Pagi ini saya baca berita tentang seorang anggota TNI yang menembak mati pengendara motor di Cibinong. Persoalannya sepele, serempetan kendaraan. Arogansi anggota militer macam ini tentu saja memuakkan. Ia memposisikan dirinya di atas hukum dan merasa bisa mencabut nyawa orang sesukanya sendiri.
Sebagian media menggunakan kata "oknum" untuk menyebut anggota TNI tersebut.
Saya kira, "oknum" ini salah satu kata dalam bahasa Indonesia yang digunakan secara ajaib oleh media. Ia muncul di berita-berita seolah sebagai pelindung anggota polisi dan TNI untuk membilas dosa-dosanya. Bagaimana tidak?

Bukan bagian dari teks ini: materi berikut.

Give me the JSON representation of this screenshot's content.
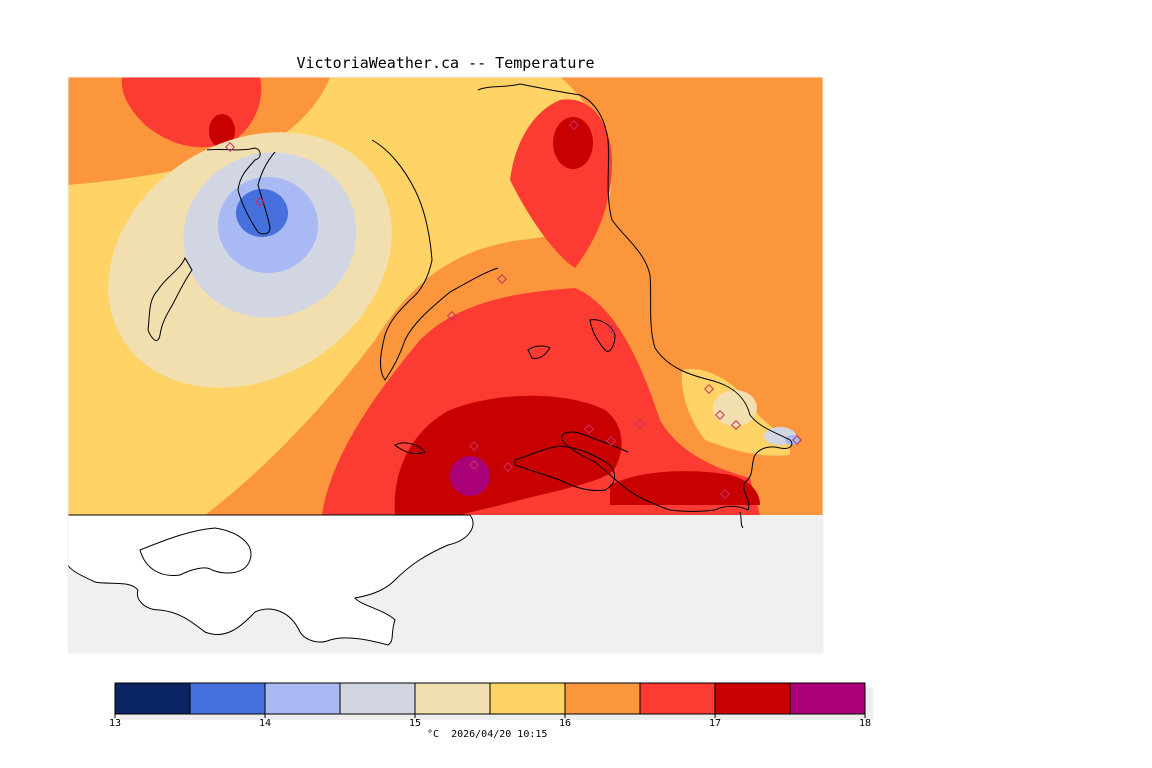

Nyaris di setiap ada kejadian yang melakukan tindakan kejahatan seperti pembunuhan di Cibinong ini, sebagian media selalu menggunakan "oknum" untuk menyebut pelakunya.
Ajaibnya, penyebutan ini hampir tidak mungkin muncul jika yang melakukan tindak kejahatan orang-orang di luar polisi dan TNI. Misalnya, ketika buruh melakukan tindak kekerasan ketika demonstrasi, tidak akan ada yang menyebutnya sebagai "oknum buruh", ketika dokter melakukan malpraktik, tidak lazim juga media menyebutnya sebagai "oknum dokter".
Ketika ada seorang guru melakukan kejahatan, tidak ada yang menyebutnya sebagai "oknum guru". Bahkan ketika ada menteri yang korupsi, adakah media yang menyebutnya sebagai "oknum menteri"?
Kata "oknum" dipakai sebagai penegasan bahwa tindak kejahatan yang dilakukan adalah personal dan bukan merupakan tindakan institusi. Tapi ini malah lebih aneh. Katakan ada seorang pelaku kejahatan dan disebut sebagai "anggota TNI", Bukankah orang yang membacanya tidak serta merta akan menyebut kejadian tersebut sebagai tindakan institusi TNI?
Bahasa (media) memang perkara kuasa.